Luxury Ingredients: Black tea
Country of Origin: China
Region: Yunnan Province
Shipping Port: Shenzhen
Altitude: 4000' ft. 6000' ft. above sea level
Manufacture Type: Orthodox
Cup Characteristics: Assam-like briskness with a fresh Yunnan buttery toast and jam finish. Milk will give the tea a malty depth
Infusion: Coppery bright with ochre highlights
Ingredients: Luxury black tea
Looking for a little wish fulfillment? A cup of Bamboo Temple might be just the thing you need. This fabulous black tea gets its name from the famous Shizhusi (Stone Bamboo) temple on Shizhu Mountain in China's Fujian province. Mountain legend maintains that overnight visitors who stay in the Jiuxian (Nine Immortals) Tower, located in the temple, will have beautiful dreams and wake not only feeling completely energized but also finding that all his or her wishes have been miraculously fulfilled. (We admit, Shizhu Mountain summits at 534 meters above sea level, so it may be the lack of oxygen that causes temple visitors to feel this way. That said, we prefer the legend.)
Now, if you are a true tea scholar you may be wondering why a tea that is in fact grown and produced in Yunnan province, would be named after a temple in Fujian province. Good question. Again we turn to legend, this time to a tale told during one of our trips to the town where the tea is made. Drawing on the legend above, this story tells of a tea artisan from Yunnan who struggled to make ends meet on the patch of land he farmed. In desperation, he traveled to Shizhusi Temple to visit a long lost cousin who was a monk there. The monk, sensing that his cousin was in dire straits offered him a bed in the famous tower. That night, the artisan dreamt that his fields were filled with the thick bushes of a tea variety he'd never seen before. In the morning, he awoke, thanked his cousin and set off back to Fujian. What did he find upon his return? Since you're now holding a bag of this tea you can guess how the rest of the story goes!

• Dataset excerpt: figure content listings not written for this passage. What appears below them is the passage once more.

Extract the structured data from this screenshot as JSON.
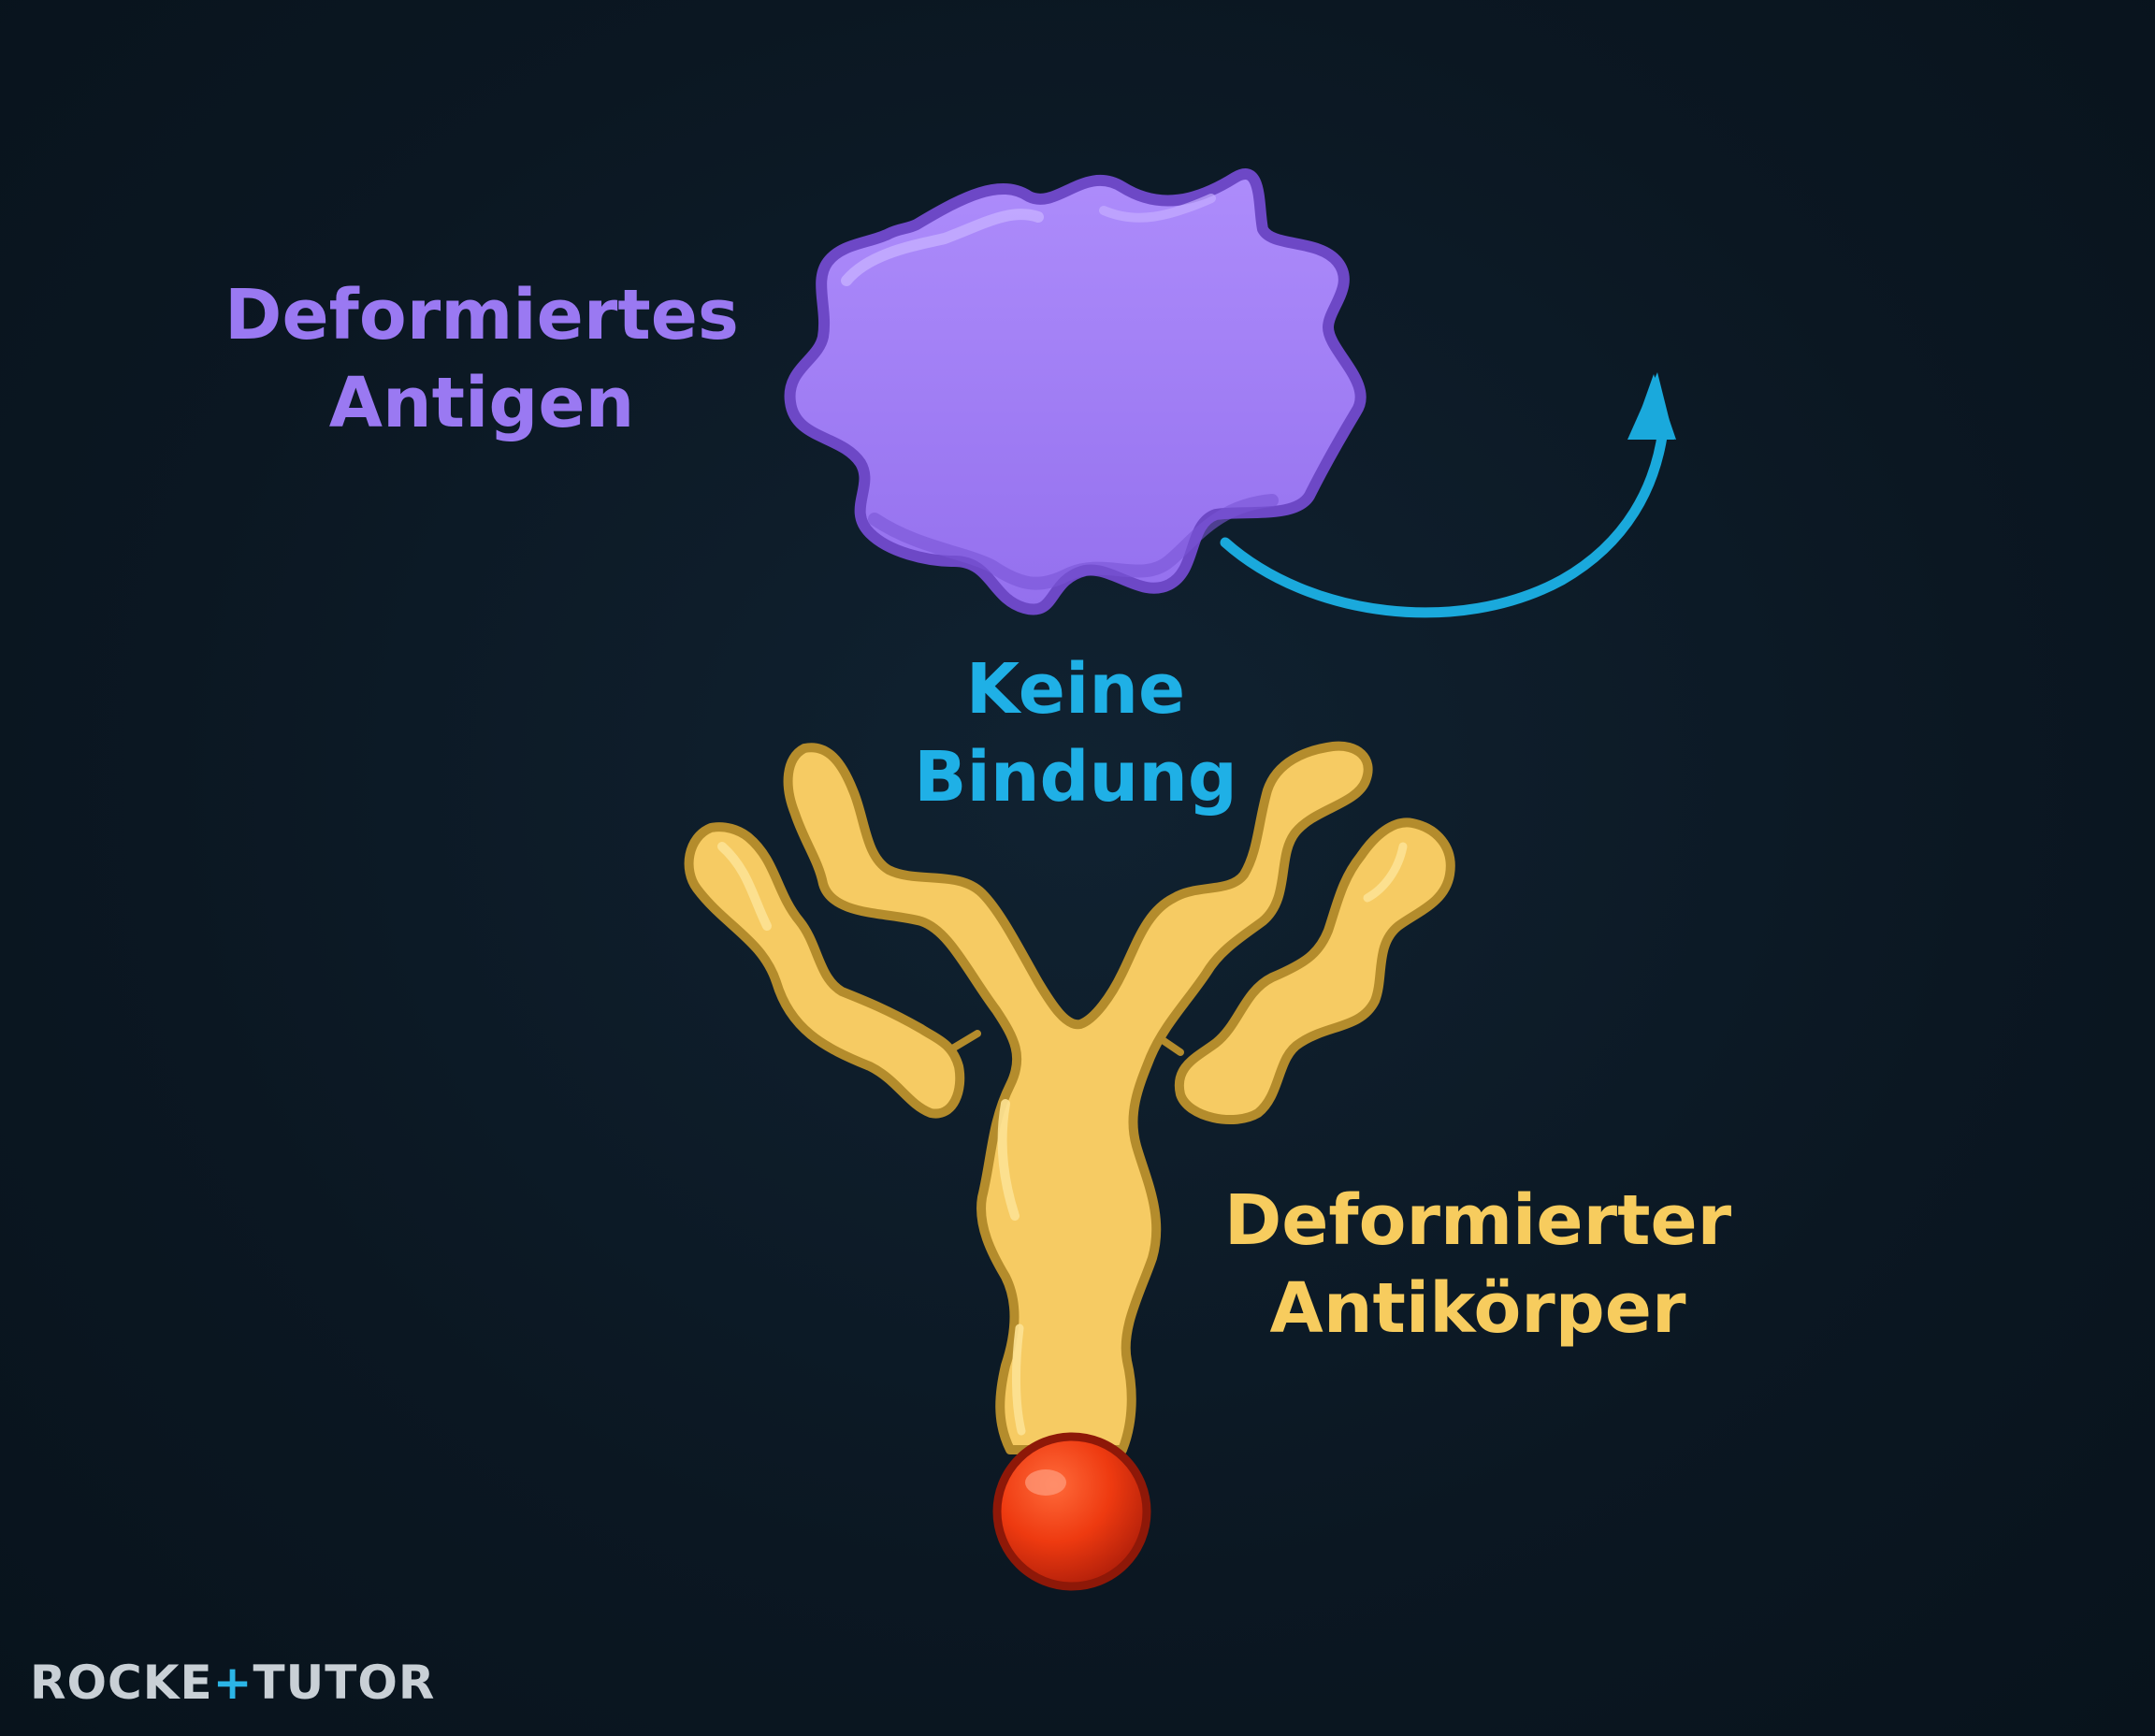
{
  "antigen": {
    "label_line1": "Deformiertes",
    "label_line2": "Antigen",
    "color": "#9a79f2",
    "fill": "#a07cf6",
    "outline": "#6f4dc9"
  },
  "no_binding": {
    "label_line1": "Keine",
    "label_line2": "Bindung",
    "color": "#1fb0e6",
    "arrow_color": "#1aa9dc"
  },
  "antibody": {
    "label_line1": "Deformierter",
    "label_line2": "Antikörper",
    "color": "#f7cc5e",
    "fill": "#f6cb63",
    "outline": "#b99230",
    "tail_ball_color": "#e2300f"
  },
  "logo": {
    "part1": "ROCKE",
    "plus": "+",
    "part2": "TUTOR",
    "text_color": "#c9d0d6",
    "accent_color": "#2bb5e6"
  }
}
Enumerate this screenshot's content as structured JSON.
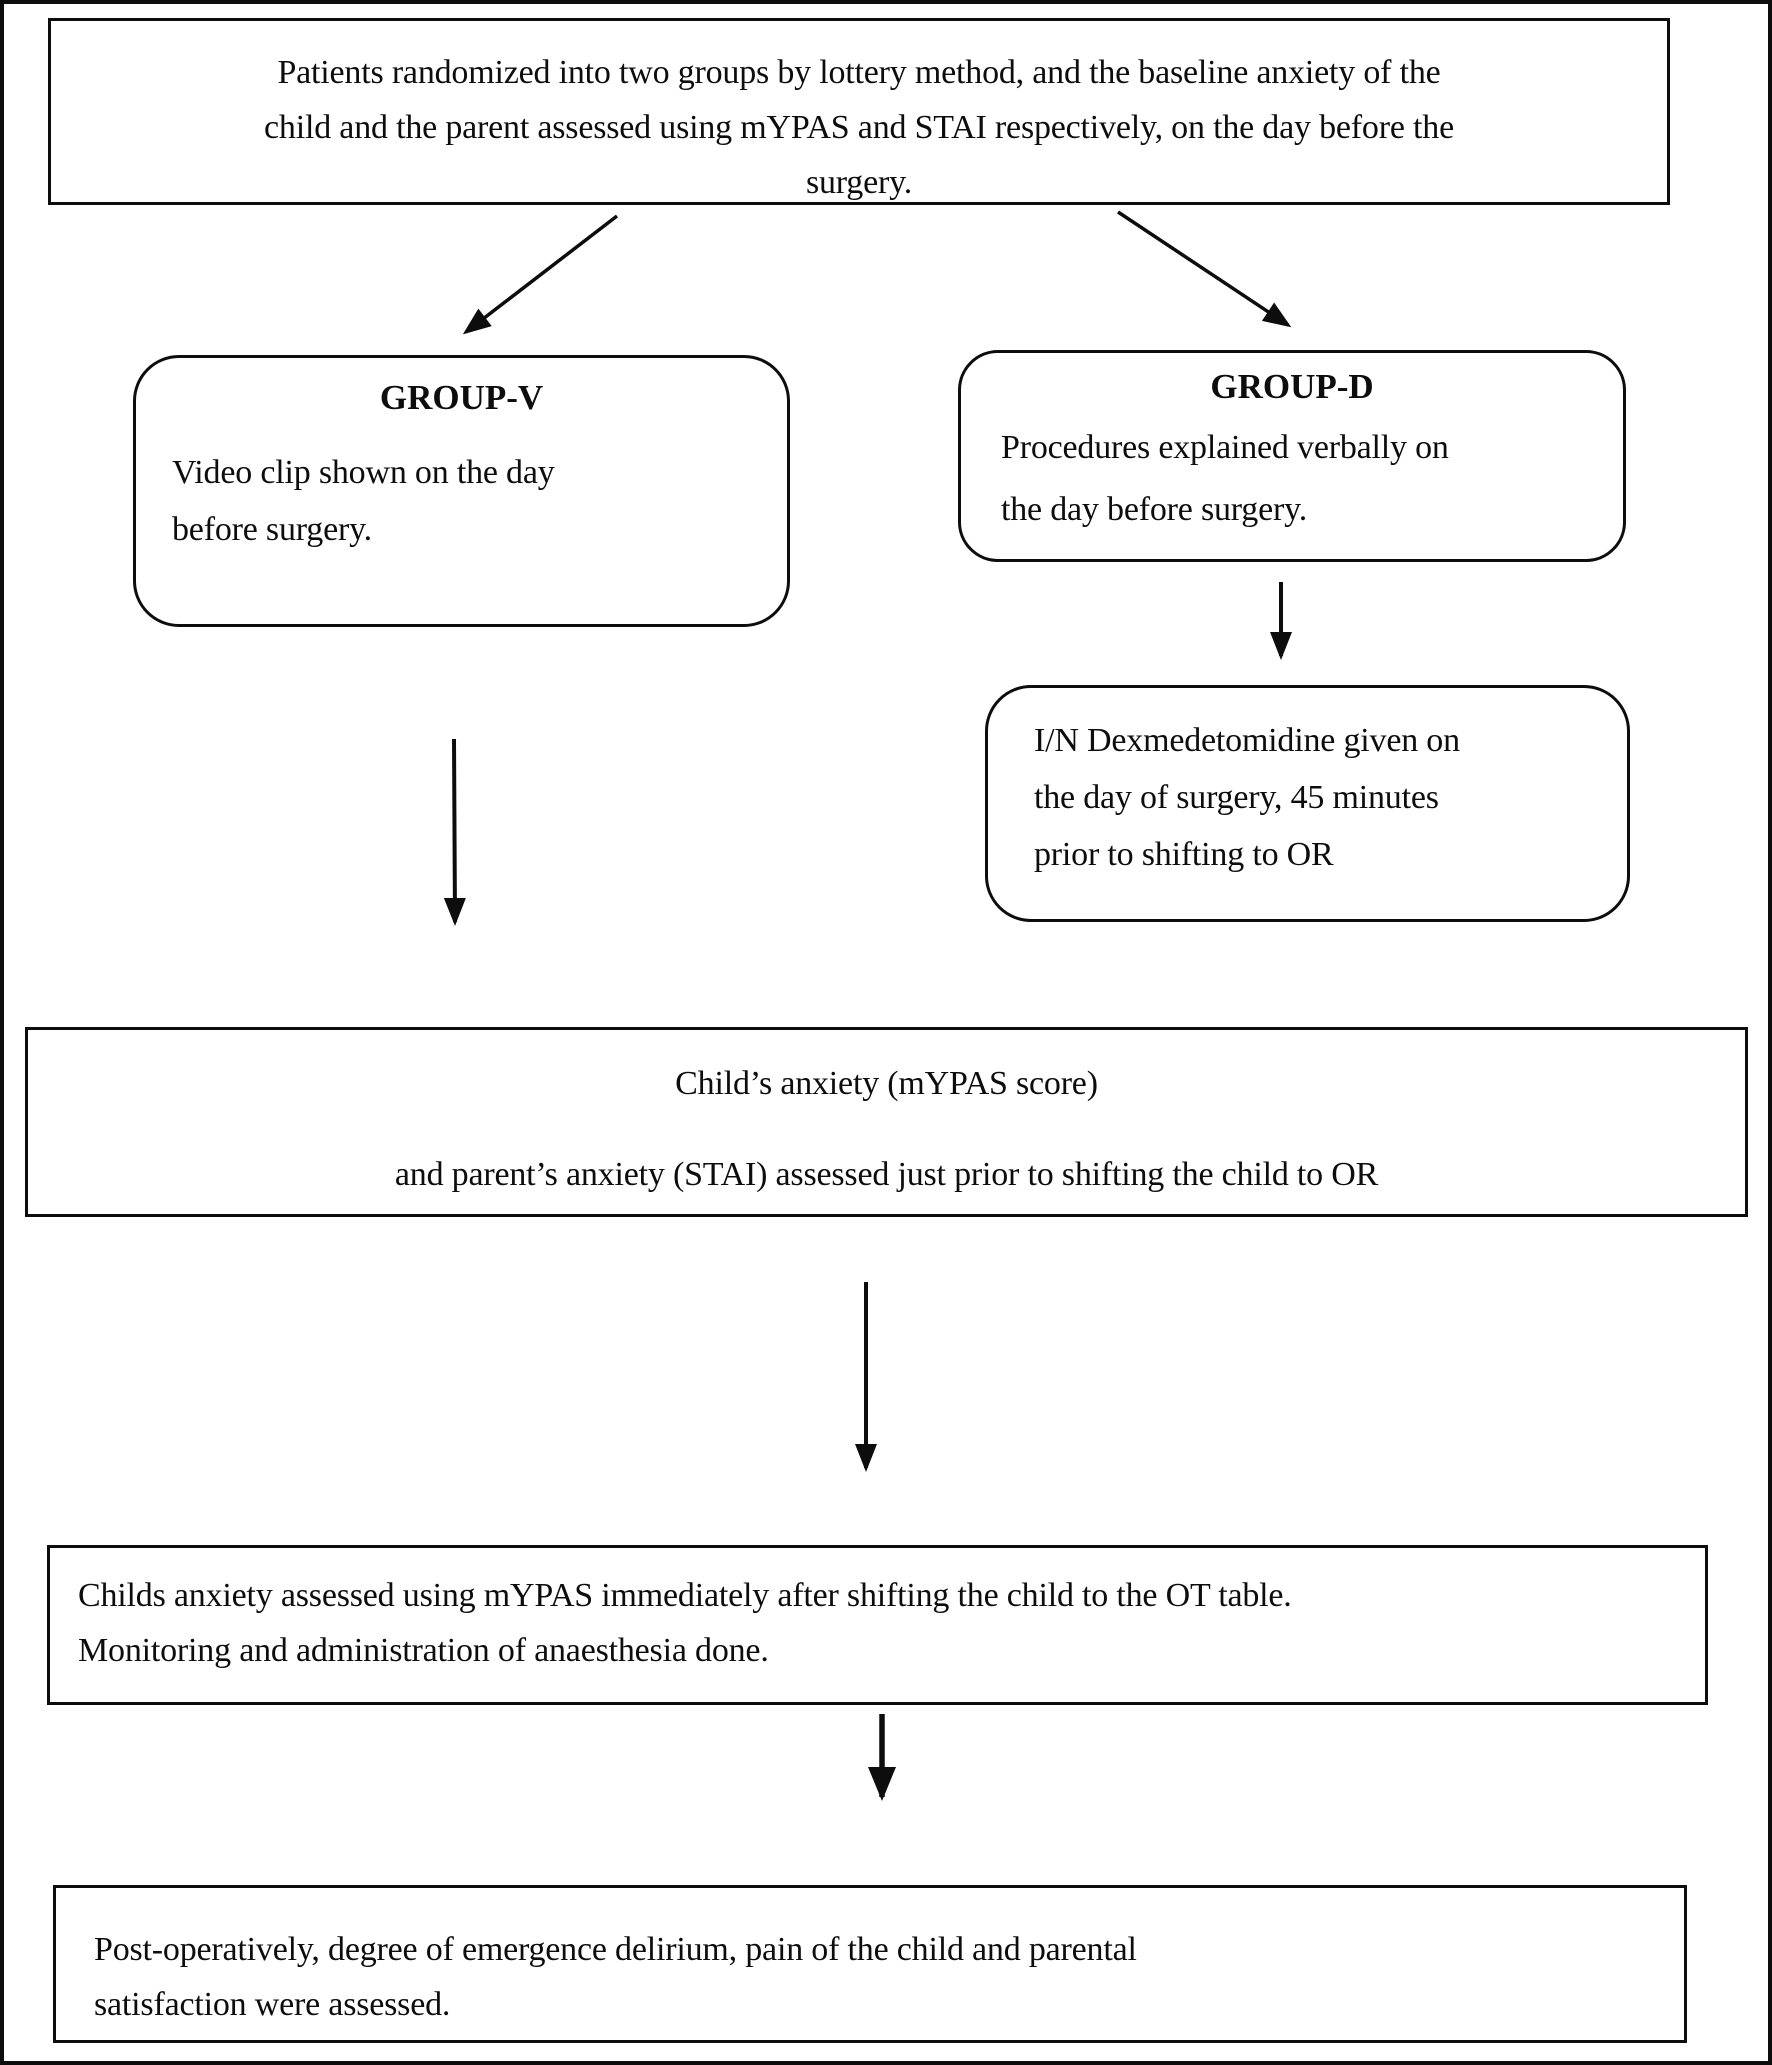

Can legend be believed? Stranger things have come to pass. What definitely can be believed is the incredible depth offered by this exquisite broad-leafed black tea. As the crinkled leaf unfurls in the cup, toasty aromas waft upward hinting at malt. On the palate, the tea is thick and rich, reminiscent of top Assams. One wish we can predict you'll make after your first cup is that you'll want another and another and another. (No story there!) Quite simply one of China's better black teas.
Hot tea brewing method: Bring freshly drawn cold water to a rolling boil. Place 1 teaspoon of tea for each cup into the teapot. Pour the boiling water into the teapot. Cover and let steep for 3-7 minutes according to taste (the longer the steeping time the stronger the tea). Even though milk and a dash of sugar help enhance the flavor character on this tea, it is perfectly acceptable to consume this tea 'straight-up'.
Iced tea brewing method (to make 1 liter/quart): Place 6 teaspoons of tea into a teapot or heat resistant pitcher. Pour 1 1/4 cups of freshly boiled water over the tea, steep for 5 minutes. Quarter fill a serving pitcher with cold water. Pour the tea into your serving pitcher straining the leaves. Add ice and top-up the pitcher with cold water. Garnish and sweeten to taste. [A rule of thumb when preparing fresh brewed iced tea is to double the strength of hot tea since it will be poured over ice and diluted with cold water]. Please note that this tea may tend to go cloudy or 'milky' when poured over ice; a perfectly normal characteristic of some high quality black teas and nothing to worry about!